Gedanken zum Monatsspruch Juni 2019

Freundliche Reden sind Honigseim, süß für die Seele und heilsam für die Glieder.
Sprüche 16,24

Wann habt ihr zuletzt freundliche, aufbauende Reden gehört, die Euch, wie der Bibelvers für Juni sagt, „süß wie Honigseim“ und „heilsam für die Glieder“ waren? Freundliche Reden – darunter verstehen wir oft Lob. „Das geht runter wie Öl“, sagen wir, wenn wir ein Lob bekommen, von dem wir vielleicht selbst ein wenig überrascht sind. Genau wie das Öl stand der Honig im alten Israel für etwas Angenehme, etwas Wohltuendes. Der Vergleich mit Honig verdeutlicht, dass gute Worte nicht bloß im Kopf ankommen, sondern dem ganzen Körper guttun können, genauso wie böse Worte Schmerz verursachen, als bekäme man einen „Schlag in die Magengrube“.
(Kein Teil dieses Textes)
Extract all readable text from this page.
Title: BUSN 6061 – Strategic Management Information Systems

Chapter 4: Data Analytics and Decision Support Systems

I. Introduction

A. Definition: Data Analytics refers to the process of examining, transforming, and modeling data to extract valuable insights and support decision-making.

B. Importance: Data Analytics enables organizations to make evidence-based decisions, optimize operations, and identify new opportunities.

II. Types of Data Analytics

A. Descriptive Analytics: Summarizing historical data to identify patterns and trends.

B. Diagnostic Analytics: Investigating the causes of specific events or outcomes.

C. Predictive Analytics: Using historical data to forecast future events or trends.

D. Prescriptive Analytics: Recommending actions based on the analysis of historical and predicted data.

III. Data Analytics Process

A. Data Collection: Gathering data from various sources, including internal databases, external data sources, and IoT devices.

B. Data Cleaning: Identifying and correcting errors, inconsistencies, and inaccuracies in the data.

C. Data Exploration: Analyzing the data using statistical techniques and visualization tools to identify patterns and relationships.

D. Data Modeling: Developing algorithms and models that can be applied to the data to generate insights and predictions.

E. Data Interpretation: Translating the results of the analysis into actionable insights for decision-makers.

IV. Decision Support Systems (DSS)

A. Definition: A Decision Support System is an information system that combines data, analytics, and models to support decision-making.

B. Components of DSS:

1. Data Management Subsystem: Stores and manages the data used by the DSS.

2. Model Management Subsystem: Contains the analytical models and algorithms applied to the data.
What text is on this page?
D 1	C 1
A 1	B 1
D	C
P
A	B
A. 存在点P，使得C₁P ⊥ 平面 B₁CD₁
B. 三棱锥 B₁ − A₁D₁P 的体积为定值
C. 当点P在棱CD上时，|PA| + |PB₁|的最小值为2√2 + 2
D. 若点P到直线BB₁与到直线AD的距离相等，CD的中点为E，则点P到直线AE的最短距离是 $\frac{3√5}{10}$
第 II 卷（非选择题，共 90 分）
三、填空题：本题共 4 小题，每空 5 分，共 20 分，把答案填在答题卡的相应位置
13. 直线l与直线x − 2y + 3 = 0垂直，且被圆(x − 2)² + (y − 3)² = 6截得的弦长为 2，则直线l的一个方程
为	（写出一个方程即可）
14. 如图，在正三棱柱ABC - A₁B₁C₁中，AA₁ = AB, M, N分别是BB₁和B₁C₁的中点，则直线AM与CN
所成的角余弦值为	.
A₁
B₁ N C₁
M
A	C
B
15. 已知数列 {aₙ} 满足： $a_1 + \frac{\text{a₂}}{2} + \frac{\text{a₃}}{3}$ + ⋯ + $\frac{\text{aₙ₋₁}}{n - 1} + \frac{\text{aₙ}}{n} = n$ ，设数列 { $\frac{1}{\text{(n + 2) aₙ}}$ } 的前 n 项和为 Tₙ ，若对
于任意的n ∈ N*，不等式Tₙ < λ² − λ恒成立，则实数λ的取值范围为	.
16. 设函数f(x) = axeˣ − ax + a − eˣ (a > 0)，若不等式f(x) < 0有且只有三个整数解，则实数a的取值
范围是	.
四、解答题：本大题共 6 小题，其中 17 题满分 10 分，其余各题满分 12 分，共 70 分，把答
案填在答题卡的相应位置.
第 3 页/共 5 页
Aber, wie alles im Leben, ist das mit den „süßen“ Worten so eine Sache. Wer dem anderen „Honig ums Maul schmiert“, hegt meist zweifelhafte Absichten. Worte können süß und angenehm sein, aber im Nachhinein „bitter aufstoßen“ und vergiftet sein, wenn sich herausstellt, dass damit böse Zwecke verfolgt wurden. Gerade ist der erste Wahlkampf in diesem Jahr zu Ende. Viele Reden wurden gehalten, aber meist war der Inhalt eher mahnender oder kritischer Art. Die eine oder andere Wohltat wurde zwar auch versprochen, aber oft glauben wir den Versprechen nicht mehr. Zu oft wurden wir enttäuscht. Aber nicht nur in der Politik – auch im Zusammenleben von uns, in der Arbeit der Vereine und im allgemeinen Dorfalltag überwiegen oft die kritischen, manchmal auch unberechtigt harten Worte. Mit Lob sind wir sparsam, mit Kritik überaus großzügig. Gehässig und sarkastisch werden unsere Worte schnell. Manchmal wünscht man sich, so manches Gespräch besser nicht geführt, so manche Rede nicht gehört zu haben, weil es nur Zwietracht säte und nichts zum gelingenden Miteinander beiträgt.

Den passenden Maßstab für Lob und Tadel kann man in der Bibel finden. Ihre Worte sind manchmal sogar noch süßer als Honig. Wer die Bibel studiert, lernt auf angenehme Weise das Gute. Bibellesen finden wir allerdings altbacken und die meisten wollen damit nichts zu tun haben. Vieles rutscht uns nicht so „glatt“ die Kehle herunter, manche Worte verstehen wir nicht, wollen es oft auch gar nicht verstehen und es uns erst recht nicht im Gottesdienst darlegen lassen. Doch sollten wir nicht zu schnell aufgeben, denn der Geschmack kommt bekanntlich beim Essen. Dazu eine kleine Begebenheit. Der Prophet Ezechiel wird von einem himmlischen Boten aufgefordert, eine Schriftrolle zu essen, die lauter Anklagen gegen das Volk Israel enthält, das sich von Gott abwendet. Doch während des Essens werden dem Propheten die bitter erscheinenden Worte im Mund „süß wie Honig“, denn es sind Worte, die die Wunden und Verletzungen zwar offenlegen, aber wie Honig einen kratzenden Hals auch lindern helfen.

Bibellesen kann, so absurd es für die meisten von Euch klingen mag, den Blick auf eine Situation verändern. Es kann helfen, zu unterscheiden, wann man wem etwas Bestimmtes sagt und vor allem wie. Sei es ein Lob, oder auch mal eine Rückmeldung, die dem anderen im ersten Moment nicht „schmeckt“, sich später aber positiv auf die gemeinsame Beziehung auswirkt, weil sie ehrlich war. Dem anderen etwas so zumuten, dass er oder sie es für sich annehmen kann. Diese Kunst bekommen wir zwar selten hin, aber vielleicht könnte es uns in unserem Miteinander in so mancher Situation helfen. Es bliebe uns zu wünschen.